Can increasing the winding number of a 2-cell make a CW complex embeddable?

Question

Let $X$ be a 2-dimensional CW complex and let $c\subset X$ be a 2-cell attached along a simple closed loop $\gamma$ in the 1-skeleton $X^{(1)}$. For a natural number $n\ge 2$ consider the operation of $n$-rewinding $c$, which means to replace $c$ by a new 2-cell $c^n$ whose boundary is attached to $X^{(1)}$ along $\gamma^n=\gamma\circ\dotsb\circ\gamma$, the $n$-fold concatenation of $\gamma$ with itself. In other words, while $c$ winds around $\gamma$ once, $c^n$ winds around $\gamma$ $n$ times.

Question: Suppose that $X$ does not embed in $\Bbb R^4$. Let $X^n$ be obtained from $X$ by $n$-rewinding a 2-cell $c$ for some $n\ge 2$. Is it possible that $X^n$ now does embed in $\Bbb R^4$? Or does rewinding always preserve non-embeddability?

If there is a general answer to this question that would be highly interesting, but I would also be satisfied with an answer to the following special case: $X=\mathcal K_7^2$, the full 2-complex on $K_7$, obtained from the complete graph $K_7$ by attaching a 2-cell along each triangle. This complex does not embed in $\Bbb R^4$, but it becomes embeddable if a single 2-cell is deleted (see this answer to "Almost embedding" the complete 2-dimensional complex $\mathcal K_7^2$ into $\Bbb R^4$).
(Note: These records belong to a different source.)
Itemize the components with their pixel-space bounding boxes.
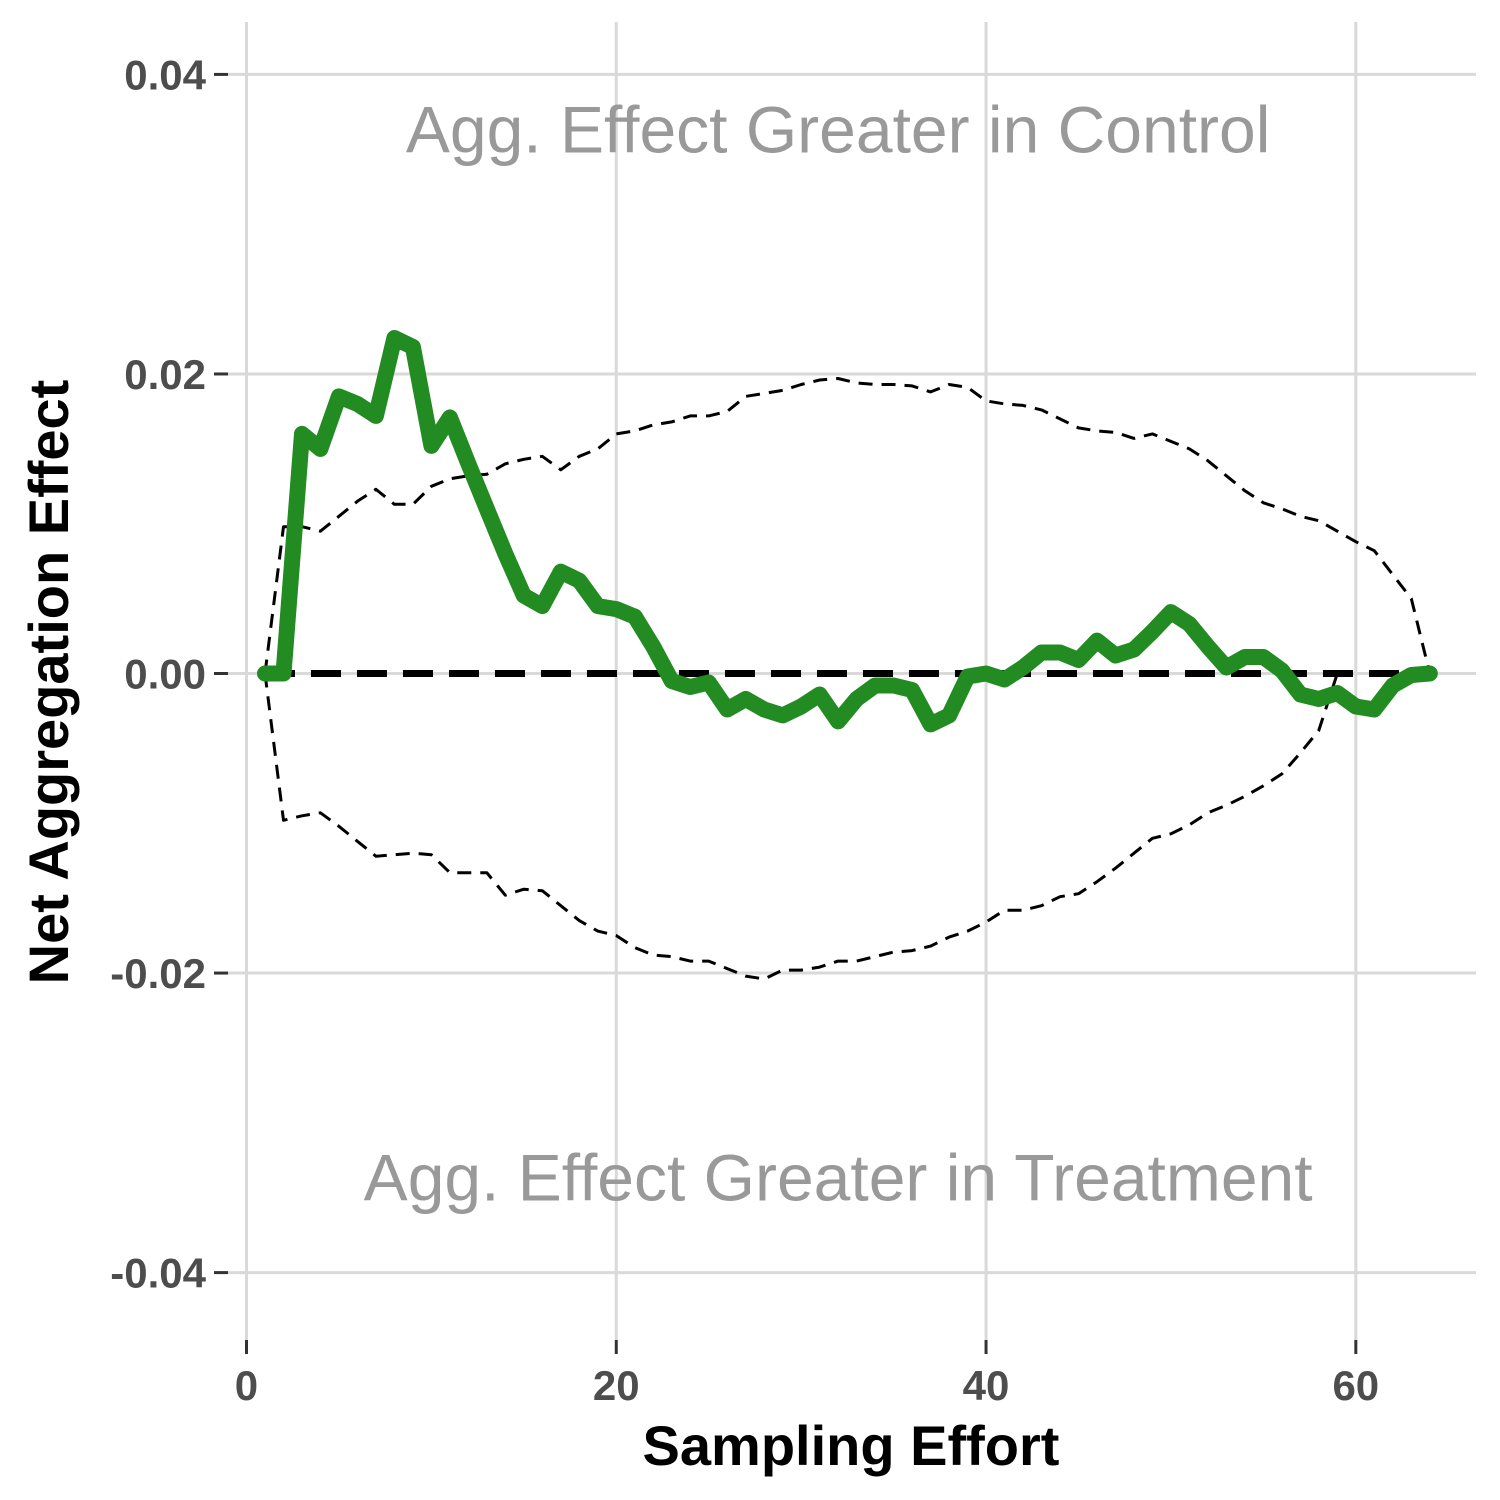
series-layer: [257, 330, 1438, 981]
x-tick-label: 20: [593, 1362, 640, 1409]
y-tick-label: 0.02: [124, 351, 206, 398]
y-axis-title: Net Aggregation Effect: [17, 380, 80, 985]
x-tick-label: 0: [235, 1362, 258, 1409]
annotation-control: Agg. Effect Greater in Control: [406, 92, 1271, 166]
upper-envelope-line: [263, 377, 1432, 674]
net-aggregation-line: [257, 330, 1438, 733]
annotation-treatment: Agg. Effect Greater in Treatment: [364, 1141, 1313, 1215]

I wonder whether the same result can be achieved by rewinding a 2-cell.

Answer 1

Here is the answer for the specific example $X = K_7^2$ (also known as the 2-skeleton of the 6-simplex, $\Delta_6^{(2)}$). Let $\tau$ be an arbitrarily chosen triangle of $X$ and let $X^-$ be obtained by removing $\tau$ from $X$. As pointed out in the question, it is well known that $X^-$ embeds into $\mathbb{R}^4$. Let $\Sigma$ be the 2-sphere formed by triangles of $X^-$ not hitting $\tau$. It is also well known that in any embedding $g\colon X^- \to \mathbb{R}^4$, the linking number of $g(\partial \tau)$ and $g(\Sigma)$ is odd. This follows from the fact that the mod 2 van Kampen obstruction of $X$ is nonzero. For a reference, I am aware of Lemma 6 in Van Kampen’s embedding obstruction is incomplete for 2-complexes in $\mathbb{R}^4$ by Freedman, Krushkal and Teichner. (One has to check the proof as the complex considered there is slightly bigger.)

Now assume that there is an embedding $g$ of $X^n$ (in the notation of the question) into $\mathbb{R}^4$. Assume that the boundary of the rewinded cell is $\partial \tau$. Because $X^2$ contains $X^-$, we get that the linking number of $g(\partial \tau)$ and $g(\Sigma)$ is some odd number $k$. Then also the linking number of $n g(\partial \tau)$ and $g(\Sigma)$ is $nk \neq 0$ considering $n g(\partial \tau)$ as an image of $S^1$ winding $n$-times around $g(\partial \tau)$. But this means that we cannot glue a disk to $n g(\partial \tau)$ without hitting $g(\Sigma)$. That is, the embedding of $X^-$ cannot be extended to $X^n$ contradicting our original assumption.